Вскоре закипел суп, зашипела яичница. Поль помог мне накрыть на стол, и мы с особенным рвением занимались этим повседневным делом. Нам хотелось показать родителям, что не все потеряно, но разговаривали мы вполголоса, словно в доме был покойник.

За обедом отец вдруг завел веселый разговор. Он шутливо описал всю сцену, представив в комическом виде сторожа, наши сокровища, разложенные на траве, и пса, который облизывался на колбасу. Поль хохотал до упаду, но я понимал, что отец через силу старается нас рассмешить, и мне хотелось плакать.

Кое— как пообедав, мы пошли наверх спать. Родители остались внизу, чтобы разложить по местам провизию.

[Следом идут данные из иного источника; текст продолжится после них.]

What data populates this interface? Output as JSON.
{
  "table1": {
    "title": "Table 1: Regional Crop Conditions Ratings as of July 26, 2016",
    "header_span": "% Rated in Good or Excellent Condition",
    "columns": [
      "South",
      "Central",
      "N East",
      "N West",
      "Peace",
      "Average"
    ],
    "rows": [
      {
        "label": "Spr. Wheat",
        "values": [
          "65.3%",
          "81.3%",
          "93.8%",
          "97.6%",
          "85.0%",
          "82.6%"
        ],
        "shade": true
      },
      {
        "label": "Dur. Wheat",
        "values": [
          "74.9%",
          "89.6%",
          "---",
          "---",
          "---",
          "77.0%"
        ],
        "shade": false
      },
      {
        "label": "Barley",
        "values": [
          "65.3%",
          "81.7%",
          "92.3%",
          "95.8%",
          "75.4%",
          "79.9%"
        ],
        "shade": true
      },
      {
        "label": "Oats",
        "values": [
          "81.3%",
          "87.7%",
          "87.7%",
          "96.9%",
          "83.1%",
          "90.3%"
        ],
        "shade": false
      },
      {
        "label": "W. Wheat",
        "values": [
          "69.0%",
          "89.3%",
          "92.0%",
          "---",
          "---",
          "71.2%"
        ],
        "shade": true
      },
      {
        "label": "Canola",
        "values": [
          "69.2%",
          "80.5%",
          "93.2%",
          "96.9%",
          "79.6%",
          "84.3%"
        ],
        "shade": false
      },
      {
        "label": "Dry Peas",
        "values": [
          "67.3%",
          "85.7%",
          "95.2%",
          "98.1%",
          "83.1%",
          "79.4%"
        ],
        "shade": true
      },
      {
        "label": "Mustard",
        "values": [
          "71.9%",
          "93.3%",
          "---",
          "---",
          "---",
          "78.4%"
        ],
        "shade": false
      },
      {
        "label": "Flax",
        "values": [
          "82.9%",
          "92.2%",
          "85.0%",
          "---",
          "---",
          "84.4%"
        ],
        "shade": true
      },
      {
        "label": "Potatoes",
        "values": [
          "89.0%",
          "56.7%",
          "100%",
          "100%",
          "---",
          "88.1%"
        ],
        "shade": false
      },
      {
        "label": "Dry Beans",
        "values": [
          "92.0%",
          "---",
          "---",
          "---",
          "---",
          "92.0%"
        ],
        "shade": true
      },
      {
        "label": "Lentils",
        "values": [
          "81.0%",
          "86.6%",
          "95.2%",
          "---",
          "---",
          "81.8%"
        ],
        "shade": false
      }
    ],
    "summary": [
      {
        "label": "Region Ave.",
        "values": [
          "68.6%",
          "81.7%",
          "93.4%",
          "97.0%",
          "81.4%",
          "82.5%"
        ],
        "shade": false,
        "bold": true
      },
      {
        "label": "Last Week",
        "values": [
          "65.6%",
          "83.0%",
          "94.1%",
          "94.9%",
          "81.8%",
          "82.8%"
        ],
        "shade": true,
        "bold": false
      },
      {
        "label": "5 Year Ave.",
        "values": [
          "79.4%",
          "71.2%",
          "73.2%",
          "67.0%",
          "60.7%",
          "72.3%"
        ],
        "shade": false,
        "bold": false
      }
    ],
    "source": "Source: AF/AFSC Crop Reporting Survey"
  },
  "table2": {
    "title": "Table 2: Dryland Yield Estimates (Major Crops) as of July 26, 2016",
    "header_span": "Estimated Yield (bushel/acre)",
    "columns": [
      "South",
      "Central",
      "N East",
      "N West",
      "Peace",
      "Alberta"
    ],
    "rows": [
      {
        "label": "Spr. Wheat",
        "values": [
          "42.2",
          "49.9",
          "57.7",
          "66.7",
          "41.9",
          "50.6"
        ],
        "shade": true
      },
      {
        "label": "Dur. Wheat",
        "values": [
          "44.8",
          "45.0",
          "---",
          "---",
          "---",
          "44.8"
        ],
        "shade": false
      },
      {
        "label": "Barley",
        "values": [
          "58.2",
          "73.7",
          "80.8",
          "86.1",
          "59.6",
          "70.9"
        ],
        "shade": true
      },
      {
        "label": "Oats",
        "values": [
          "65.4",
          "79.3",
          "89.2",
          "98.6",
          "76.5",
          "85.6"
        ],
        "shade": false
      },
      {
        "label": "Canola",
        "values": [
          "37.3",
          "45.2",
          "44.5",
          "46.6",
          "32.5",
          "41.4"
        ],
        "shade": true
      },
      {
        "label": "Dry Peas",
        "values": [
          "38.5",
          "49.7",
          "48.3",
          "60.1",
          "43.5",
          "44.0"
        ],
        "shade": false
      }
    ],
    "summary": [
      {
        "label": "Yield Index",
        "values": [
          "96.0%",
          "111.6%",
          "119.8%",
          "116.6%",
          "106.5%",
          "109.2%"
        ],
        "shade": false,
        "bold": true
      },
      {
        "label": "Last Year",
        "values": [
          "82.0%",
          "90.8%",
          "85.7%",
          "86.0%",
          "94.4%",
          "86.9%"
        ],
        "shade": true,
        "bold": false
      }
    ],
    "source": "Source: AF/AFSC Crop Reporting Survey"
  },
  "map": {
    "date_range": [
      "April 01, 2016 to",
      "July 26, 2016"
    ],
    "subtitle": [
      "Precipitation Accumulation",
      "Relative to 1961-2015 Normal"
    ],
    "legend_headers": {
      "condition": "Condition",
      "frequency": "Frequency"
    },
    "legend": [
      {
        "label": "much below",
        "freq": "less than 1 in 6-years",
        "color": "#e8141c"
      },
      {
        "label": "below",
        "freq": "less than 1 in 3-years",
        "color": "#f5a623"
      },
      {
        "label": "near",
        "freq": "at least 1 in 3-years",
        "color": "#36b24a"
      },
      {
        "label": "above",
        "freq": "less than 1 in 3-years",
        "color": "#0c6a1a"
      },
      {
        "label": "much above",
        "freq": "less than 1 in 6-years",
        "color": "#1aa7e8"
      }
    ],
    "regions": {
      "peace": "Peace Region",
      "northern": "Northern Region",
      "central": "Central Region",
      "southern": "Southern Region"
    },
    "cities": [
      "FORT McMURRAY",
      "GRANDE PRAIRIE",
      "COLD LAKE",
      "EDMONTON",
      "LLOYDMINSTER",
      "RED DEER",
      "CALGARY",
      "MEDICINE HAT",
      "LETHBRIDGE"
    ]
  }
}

Я не слышал, как они ходят, и до меня долетали только звуки приглушенных голосов. Через несколько минут, когда Поль заснул, я тихонько спустился босиком по лестнице и подслушал их разговор.

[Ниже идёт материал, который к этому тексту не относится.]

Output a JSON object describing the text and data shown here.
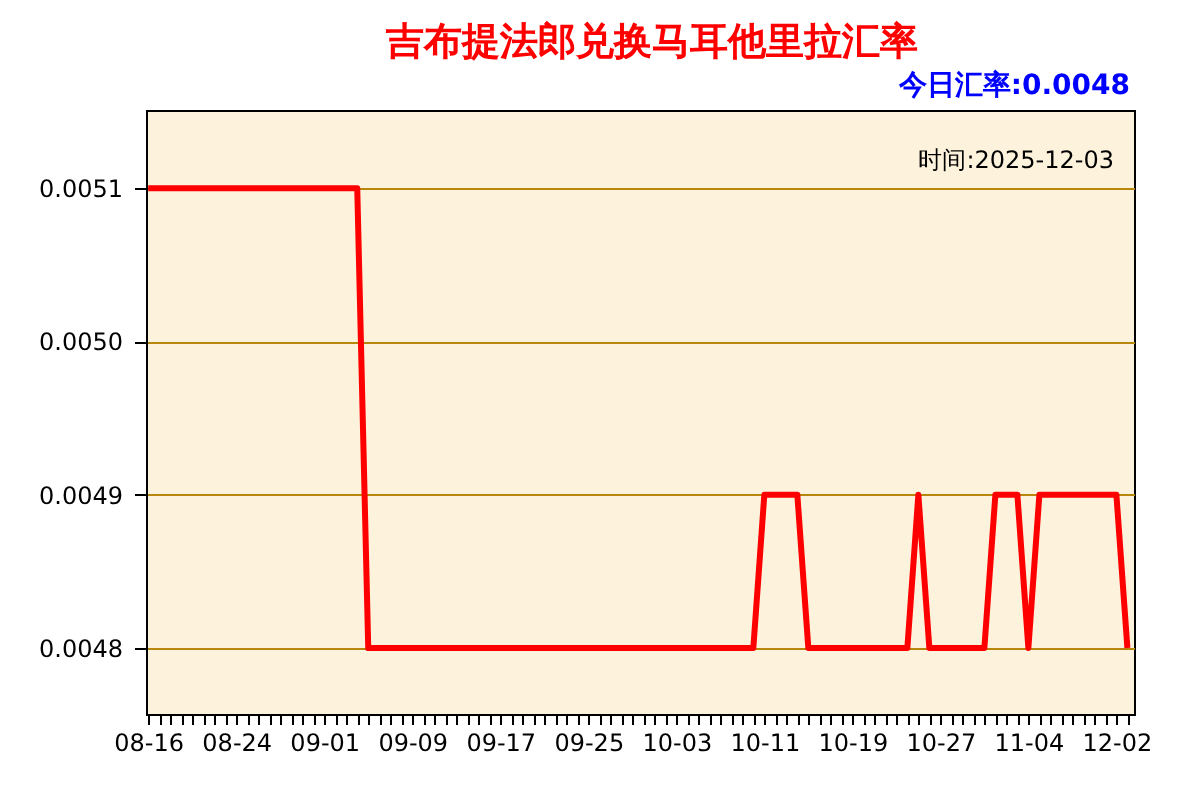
{
  "chart_data": {
    "type": "line",
    "title": "吉布提法郎兑换马耳他里拉汇率",
    "subtitle": "今日汇率:0.0048",
    "annotations": [
      "时间:2025-12-03"
    ],
    "categories": [
      "08-16",
      null,
      null,
      null,
      null,
      null,
      null,
      null,
      "08-24",
      null,
      null,
      null,
      null,
      null,
      null,
      null,
      "09-01",
      null,
      null,
      null,
      null,
      null,
      null,
      null,
      "09-09",
      null,
      null,
      null,
      null,
      null,
      null,
      null,
      "09-17",
      null,
      null,
      null,
      null,
      null,
      null,
      null,
      "09-25",
      null,
      null,
      null,
      null,
      null,
      null,
      null,
      "10-03",
      null,
      null,
      null,
      null,
      null,
      null,
      null,
      "10-11",
      null,
      null,
      null,
      null,
      null,
      null,
      null,
      "10-19",
      null,
      null,
      null,
      null,
      null,
      null,
      null,
      "10-27",
      null,
      null,
      null,
      null,
      null,
      null,
      null,
      "11-04",
      null,
      null,
      null,
      null,
      null,
      null,
      null,
      "12-02",
      null
    ],
    "series": [
      {
        "color": "#ff0000",
        "values": [
          0.0051,
          0.0051,
          0.0051,
          0.0051,
          0.0051,
          0.0051,
          0.0051,
          0.0051,
          0.0051,
          0.0051,
          0.0051,
          0.0051,
          0.0051,
          0.0051,
          0.0051,
          0.0051,
          0.0051,
          0.0051,
          0.0051,
          0.0051,
          0.0048,
          0.0048,
          0.0048,
          0.0048,
          0.0048,
          0.0048,
          0.0048,
          0.0048,
          0.0048,
          0.0048,
          0.0048,
          0.0048,
          0.0048,
          0.0048,
          0.0048,
          0.0048,
          0.0048,
          0.0048,
          0.0048,
          0.0048,
          0.0048,
          0.0048,
          0.0048,
          0.0048,
          0.0048,
          0.0048,
          0.0048,
          0.0048,
          0.0048,
          0.0048,
          0.0048,
          0.0048,
          0.0048,
          0.0048,
          0.0048,
          0.0048,
          0.0049,
          0.0049,
          0.0049,
          0.0049,
          0.0048,
          0.0048,
          0.0048,
          0.0048,
          0.0048,
          0.0048,
          0.0048,
          0.0048,
          0.0048,
          0.0048,
          0.0049,
          0.0048,
          0.0048,
          0.0048,
          0.0048,
          0.0048,
          0.0048,
          0.0049,
          0.0049,
          0.0049,
          0.0048,
          0.0049,
          0.0049,
          0.0049,
          0.0049,
          0.0049,
          0.0049,
          0.0049,
          0.0049,
          0.0048
        ]
      }
    ],
    "ylim": [
      0.004757,
      0.005151
    ],
    "yticks": [
      0.0048,
      0.0049,
      {
        "value": 0.005,
        "label": "0.0050"
      },
      0.0051
    ],
    "grid": "y",
    "marker": "none",
    "line_style": "solid"
  }
}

— Жозеф, нельзя же так преувеличивать, ты просто смешон. Не пошлют же тебя на гильотину.

— Конечно, нет, — отвечал отец. — Но ты не знаешь инспектора учебного округа. Он доложит ректору [43] , и дело кончится тем, что меня уволят.

— Ну что ты! Все это выеденного яйца не стоит.

— Возможно, но это даст, разумеется, повод сделать выговор учителю. А для меня выговор равносилен увольнению — в этом случае я сам уйду из школы. В учебном ведомстве не остаются с таким пятном.

— Как! — изумилась мама. — Ты откажешься от пенсии?

У нас в семье часто говорили о пенсии как о некоем магическом превращении, точно школьный учитель в отставке становится рантье. Пенсия! Это было великое слово, всем словам слово. Но сегодня вечером оно не произвело должного впечатления, и отец грустно пожал плечами.

— Что же ты собираешься предпринять?

— Понятия не имею, подумаю.

— Ты мог бы давать частные уроки. Вернэ очень хорошо зарабатывает, а он дает частные уроки.

— Да, но он не получал выговора. Он досрочно ушел на пенсию, но он успел сделать блестящую карьеру… А я? Если бы родители новых учеников узнали, что на мне пятно, они бы меня немедленно выгнали!

Я был сражен этим доводом, он казался мне неопровержимым. Что же отец будет теперь делать? И я услышал его ответ:

— Я зайду к Распаньето, он оптовый торговец, продает картошку. Мы с ним учились в школе. Он как-то сказал: «Ведь ты здорово умел считать, а мое дело теперь до того разрослось, что такой человек, как ты, мне бы очень понадобился». Ему я все могу объяснить, он не станет меня презирать.